I’ve been writing a few (pending) pieces on user interfaces and social networks, and where they seem to be going. There’s been a lot of buzz recently about Schulze & Webb’s Olinda social radio project, which is a online listening software realised in hardware. It takes cues about your interest in a station by looking at volume levels; the idea being that the volume you listen at reflects your interest in that station.
Last.fm started out with a similar concept; listening to the entirety of a song was also a ‘preference’ vote (or that you were away from your computer, how can you tell the difference?), and that skipping a song indicated you didn’t like it. These are quite harsh metrics; there could be other reasons for skipping a song (you’re not in the right mood, you have a twitchy mouse finger) so it’s not necessarily an analogue for voting.

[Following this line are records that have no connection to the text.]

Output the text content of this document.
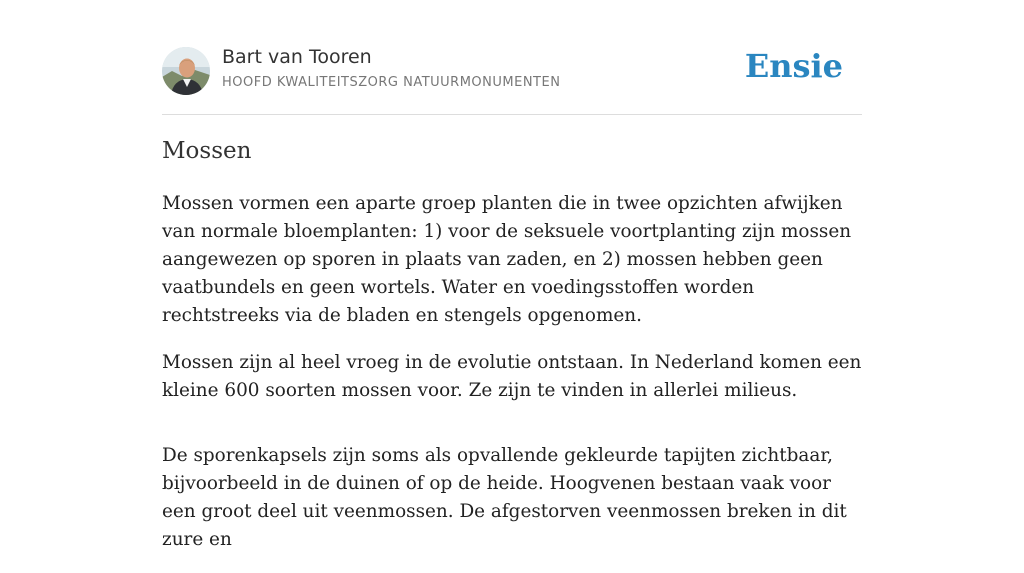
Bart van Tooren
HOOFD KWALITEITSZORG NATUURMONUMENTEN	Ensie
Mossen

Mossen vormen een aparte groep planten die in twee opzichten afwijken van normale bloemplanten: 1) voor de seksuele voortplanting zijn mossen aangewezen op sporen in plaats van zaden, en 2) mossen hebben geen vaatbundels en geen wortels. Water en voedingsstoffen worden rechtstreeks via de bladen en stengels opgenomen.

Mossen zijn al heel vroeg in de evolutie ontstaan. In Nederland komen een kleine 600 soorten mossen voor. Ze zijn te vinden in allerlei milieus.

De sporenkapsels zijn soms als opvallende gekleurde tapijten zichtbaar, bijvoorbeeld in de duinen of op de heide. Hoogvenen bestaan vaak voor een groot deel uit veenmossen. De afgestorven veenmossen breken in dit zure en
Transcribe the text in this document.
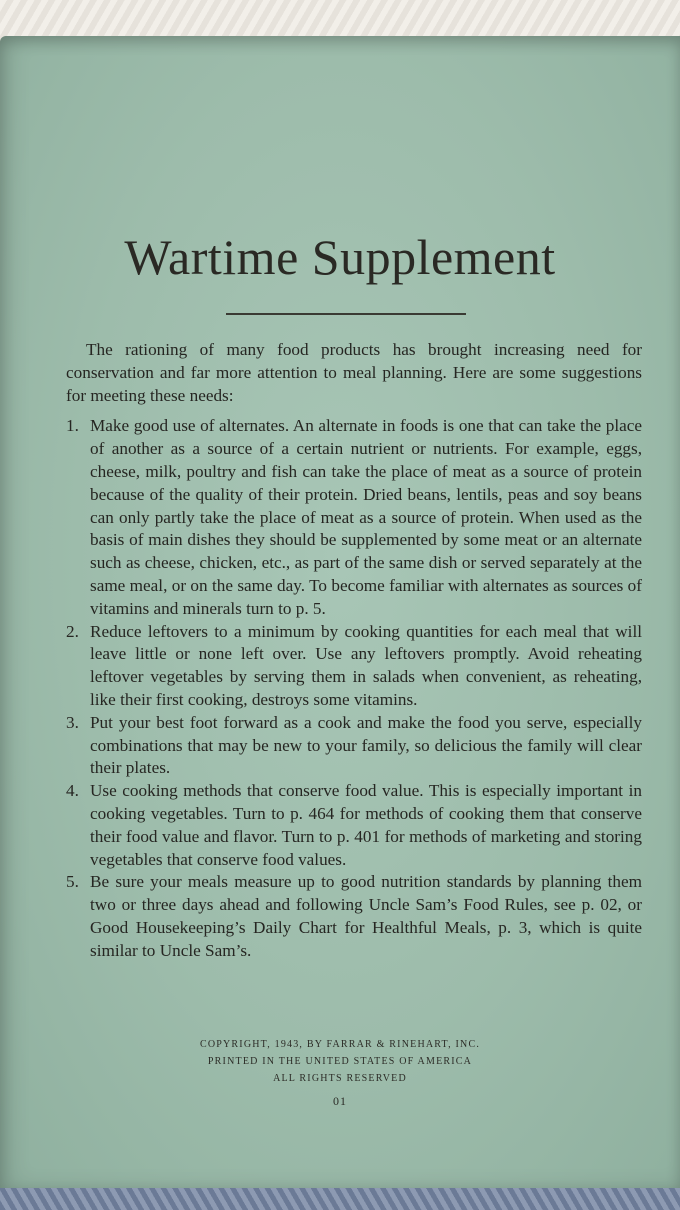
Wartime Supplement

The rationing of many food products has brought increasing need for conservation and far more attention to meal planning. Here are some suggestions for meeting these needs:

1. Make good use of alternates. An alternate in foods is one that can take the place of another as a source of a certain nutrient or nutrients. For example, eggs, cheese, milk, poultry and fish can take the place of meat as a source of protein because of the quality of their protein. Dried beans, lentils, peas and soy beans can only partly take the place of meat as a source of protein. When used as the basis of main dishes they should be supplemented by some meat or an alternate such as cheese, chicken, etc., as part of the same dish or served separately at the same meal, or on the same day. To become familiar with alternates as sources of vitamins and minerals turn to p. 5.
2. Reduce leftovers to a minimum by cooking quantities for each meal that will leave little or none left over. Use any leftovers promptly. Avoid reheating leftover vegetables by serving them in salads when convenient, as reheating, like their first cooking, destroys some vitamins.
3. Put your best foot forward as a cook and make the food you serve, especially combinations that may be new to your family, so delicious the family will clear their plates.
4. Use cooking methods that conserve food value. This is especially important in cooking vegetables. Turn to p. 464 for methods of cooking them that conserve their food value and flavor. Turn to p. 401 for methods of marketing and storing vegetables that conserve food values.
5. Be sure your meals measure up to good nutrition standards by planning them two or three days ahead and following Uncle Sam’s Food Rules, see p. 02, or Good Housekeeping’s Daily Chart for Healthful Meals, p. 3, which is quite similar to Uncle Sam’s.
COPYRIGHT, 1943, BY FARRAR & RINEHART, INC.
PRINTED IN THE UNITED STATES OF AMERICA
ALL RIGHTS RESERVED
01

However, I’m particularly enamoured of two things happening here; user-generated metrics and passive data gathering. User-generated metrics is the idea that users and their behaviour in an electronic space provide very tangible feedback about their relationship to those spaces. The classic example is Amazon’s recommendation engine – people who bought that also bought this – but there are many abstracts ways this information can be gathered, and what it can mean. Passive data gathering is the idea that, like the example above, the way people interact with devices (and interfaces) provide a great deal of extraneous objective information, which could not be gathered should the same information was expressed in explicit terms. ‘Skip this song’ says so much more than a form which assessed your liking of the current song, and whether you’d like to hear it again in a week, month or year. Just skip it; if I skip it again, I don’t want to hear it.